Stockport Air Disaster
Though our country is a crowded one we still have more open space than built-up areas; that fact, and the skill of pilots, has over the years meant that the nightmare of a large passenger aircraft crashing onto an urban environment has been avoided, with the exception of the 1988 Lockerbie disaster and the Stockport crash in 1967. And in the latter case the pilot apparently still managed to guide his stricken Argonaut aircraft onto a small open space in Hopes Carr, Stockport, miraculously preventing any casualties on the ground.

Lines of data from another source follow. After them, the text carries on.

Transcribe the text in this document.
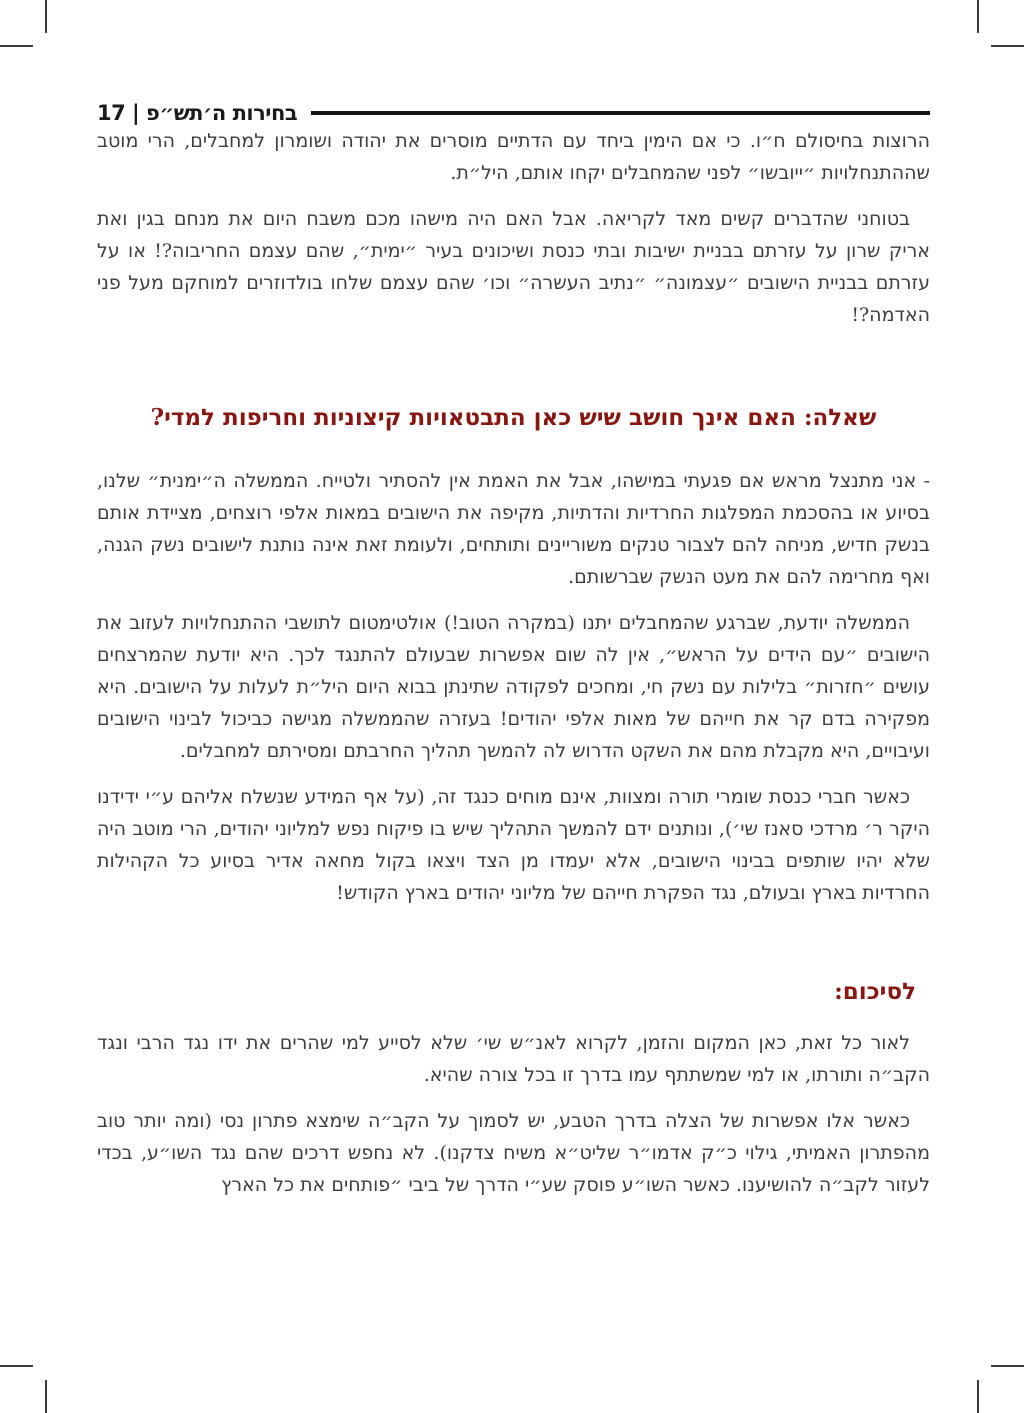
בחירות ה׳תש״פ | 17

הרוצות בחיסולם ח״ו. כי אם הימין ביחד עם הדתיים מוסרים את יהודה ושומרון למחבלים, הרי מוטב שההתנחלויות ״ייובשו״ לפני שהמחבלים יקחו אותם, היל״ת.

בטוחני שהדברים קשים מאד לקריאה. אבל האם היה מישהו מכם משבח היום את מנחם בגין ואת אריק שרון על עזרתם בבניית ישיבות ובתי כנסת ושיכונים בעיר ״ימית״, שהם עצמם החריבוה?! או על עזרתם בבניית הישובים ״עצמונה״ ״נתיב העשרה״ וכו׳ שהם עצמם שלחו בולדוזרים למוחקם מעל פני האדמה?!

שאלה: האם אינך חושב שיש כאן התבטאויות קיצוניות וחריפות למדי?

- אני מתנצל מראש אם פגעתי במישהו, אבל את האמת אין להסתיר ולטייח. הממשלה ה״ימנית״ שלנו, בסיוע או בהסכמת המפלגות החרדיות והדתיות, מקיפה את הישובים במאות אלפי רוצחים, מציידת אותם בנשק חדיש, מניחה להם לצבור טנקים משוריינים ותותחים, ולעומת זאת אינה נותנת לישובים נשק הגנה, ואף מחרימה להם את מעט הנשק שברשותם.

הממשלה יודעת, שברגע שהמחבלים יתנו (במקרה הטוב!) אולטימטום לתושבי ההתנחלויות לעזוב את הישובים ״עם הידים על הראש״, אין לה שום אפשרות שבעולם להתנגד לכך. היא יודעת שהמרצחים עושים ״חזרות״ בלילות עם נשק חי, ומחכים לפקודה שתינתן בבוא היום היל״ת לעלות על הישובים. היא מפקירה בדם קר את חייהם של מאות אלפי יהודים! בעזרה שהממשלה מגישה כביכול לבינוי הישובים ועיבויים, היא מקבלת מהם את השקט הדרוש לה להמשך תהליך החרבתם ומסירתם למחבלים.

כאשר חברי כנסת שומרי תורה ומצוות, אינם מוחים כנגד זה, (על אף המידע שנשלח אליהם ע״י ידידנו היקר ר׳ מרדכי סאנז שי׳), ונותנים ידם להמשך התהליך שיש בו פיקוח נפש למליוני יהודים, הרי מוטב היה שלא יהיו שותפים בבינוי הישובים, אלא יעמדו מן הצד ויצאו בקול מחאה אדיר בסיוע כל הקהילות החרדיות בארץ ובעולם, נגד הפקרת חייהם של מליוני יהודים בארץ הקודש!

לסיכום:

לאור כל זאת, כאן המקום והזמן, לקרוא לאנ״ש שי׳ שלא לסייע למי שהרים את ידו נגד הרבי ונגד הקב״ה ותורתו, או למי שמשתתף עמו בדרך זו בכל צורה שהיא.

כאשר אלו אפשרות של הצלה בדרך הטבע, יש לסמוך על הקב״ה שימצא פתרון נסי (ומה יותר טוב מהפתרון האמיתי, גילוי כ״ק אדמו״ר שליט״א משיח צדקנו). לא נחפש דרכים שהם נגד השו״ע, בכדי לעזור לקב״ה להושיענו. כאשר השו״ע פוסק שע״י הדרך של ביבי ״פותחים את כל הארץ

On the morning of June 4 1967 a British Midland Canadair Argonaut aircraft, chartered by Arrowsmith Holidays, was bringing passengers back to Manchester from Palma de Mallorca. The first landing approach was unsuccessful, the pilot pulling the plane round for a second attempt. Tragically a fault in the fuel system caused the pair of engines on one wing, suddenly starved of fuel, to cut out. The plane plummeted, but the pilot incredibly brought it down on open ground surrounded by buildings.
Of the 84 people on board 72 died: passengers at the front were killed by the impact; horrifically many further back were injured and trapped by the concertinaing of their seats, and died in the ensuing fire. People who raced to the scene rescued 12 from the wreckage before the flames made further efforts impossible.